Half way through the afternoon I had a drink in the big upstairs bar with Mark Witney.
‘So that’s what you’ve been hiding all this time in pockets and gloves,’ he said.
‘Yes.’
‘Bit of a mess,’ he commented.
‘I’m afraid so.’
‘Does it hurt still?’
‘No, only if I knock it. And it aches sometimes.’
‘Mm,’ he said sympathetically. ‘My ankle still aches too. Joints are always like that; they mend, but they never forgive you.’ He grinned. ‘The other half? There’s time; I haven’t a runner until the fifth.’
We had another drink, talking about horses, and I reflected that it would be easy if they were all like him.
‘Mark,’ I said as we walked back to the weighing room, ‘do you remember whether Dunstable ran into any sort of trouble before it packed up?’
‘That’s going back a bit.’ He pondered. ‘Well, it certainly wasn’t doing so well during the last year or two, was it? The attendances had fallen off, and they weren’t spending any money on paint.’

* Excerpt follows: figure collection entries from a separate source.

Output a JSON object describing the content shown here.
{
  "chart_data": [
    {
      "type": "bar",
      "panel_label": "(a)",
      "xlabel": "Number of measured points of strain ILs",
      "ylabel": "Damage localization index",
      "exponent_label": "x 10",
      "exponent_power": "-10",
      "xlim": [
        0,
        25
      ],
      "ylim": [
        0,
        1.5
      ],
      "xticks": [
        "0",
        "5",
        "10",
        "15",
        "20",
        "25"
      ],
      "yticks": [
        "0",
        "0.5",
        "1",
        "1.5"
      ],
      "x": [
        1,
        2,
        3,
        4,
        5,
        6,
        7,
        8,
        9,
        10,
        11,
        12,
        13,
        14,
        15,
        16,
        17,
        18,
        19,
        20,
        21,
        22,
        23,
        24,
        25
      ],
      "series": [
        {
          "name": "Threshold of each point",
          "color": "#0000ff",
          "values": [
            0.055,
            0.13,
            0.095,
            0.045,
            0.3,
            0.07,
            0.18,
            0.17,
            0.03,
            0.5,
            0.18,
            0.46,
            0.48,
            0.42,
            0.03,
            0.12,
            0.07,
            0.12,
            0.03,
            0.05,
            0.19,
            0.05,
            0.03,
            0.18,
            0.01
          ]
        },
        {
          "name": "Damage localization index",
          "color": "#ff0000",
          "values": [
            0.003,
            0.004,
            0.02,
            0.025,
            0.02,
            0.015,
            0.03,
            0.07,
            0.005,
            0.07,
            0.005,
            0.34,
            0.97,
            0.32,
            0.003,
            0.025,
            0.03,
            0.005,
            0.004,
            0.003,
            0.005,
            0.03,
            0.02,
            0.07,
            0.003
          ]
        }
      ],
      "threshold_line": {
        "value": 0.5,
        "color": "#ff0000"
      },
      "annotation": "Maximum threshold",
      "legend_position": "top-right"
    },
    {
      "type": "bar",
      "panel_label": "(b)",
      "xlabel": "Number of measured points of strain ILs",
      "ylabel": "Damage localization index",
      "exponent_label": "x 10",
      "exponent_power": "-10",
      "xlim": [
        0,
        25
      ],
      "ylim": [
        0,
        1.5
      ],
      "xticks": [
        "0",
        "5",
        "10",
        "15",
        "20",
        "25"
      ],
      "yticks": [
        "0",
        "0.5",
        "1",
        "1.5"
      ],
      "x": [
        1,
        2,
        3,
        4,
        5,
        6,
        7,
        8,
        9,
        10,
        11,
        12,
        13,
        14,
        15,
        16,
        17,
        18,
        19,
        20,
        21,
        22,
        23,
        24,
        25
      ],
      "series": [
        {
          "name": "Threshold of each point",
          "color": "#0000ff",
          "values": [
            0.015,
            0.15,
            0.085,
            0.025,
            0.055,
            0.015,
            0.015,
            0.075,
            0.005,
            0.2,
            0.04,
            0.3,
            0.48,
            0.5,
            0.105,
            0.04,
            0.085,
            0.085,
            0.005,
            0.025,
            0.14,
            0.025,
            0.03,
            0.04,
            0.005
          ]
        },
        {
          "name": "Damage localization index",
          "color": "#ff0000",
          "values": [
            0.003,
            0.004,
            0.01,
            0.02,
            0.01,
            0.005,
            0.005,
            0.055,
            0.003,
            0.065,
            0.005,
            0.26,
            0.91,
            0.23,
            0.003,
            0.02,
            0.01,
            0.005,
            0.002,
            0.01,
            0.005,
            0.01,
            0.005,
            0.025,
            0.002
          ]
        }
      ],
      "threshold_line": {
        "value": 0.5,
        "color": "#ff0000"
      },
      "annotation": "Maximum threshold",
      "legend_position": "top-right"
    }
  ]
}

‘But no specific disasters?’
‘The Clerk of the Course took an overdose, if you call that a disaster. Yes, I remember now, the collapse of the place’s prosperity was put down to the Clerk’s mental illness. Brinton, I think his name was. He’d been quietly going loco and making hopeless decisions all over the place.’
‘I’d forgotten,’ I said glumly. Mark went into the weighing room and I leant against the rails outside. A suicidal Clerk of the Course could hardly have been the work of Kraye, I thought. It might have given him the idea of accelerating the demise of Seabury, though. He’d had plenty of time over Dunstable, but owing to a recent political threat of nationalisation of building land, he might well be in a hurry to clinch Seabury. I sighed, disregarded as best I could a stare of fascinated horror from the teenage daughter of a man I used to ride for, and drifted over to look at the horses in the parade ring.
At the end of the too-long afternoon I drove back to my flat, mixed a bigger drink than usual, and spent the evening thinking, without any world-shattering results. Late the next morning, when I was similarly engaged, the door bell rang, and I found Charles outside.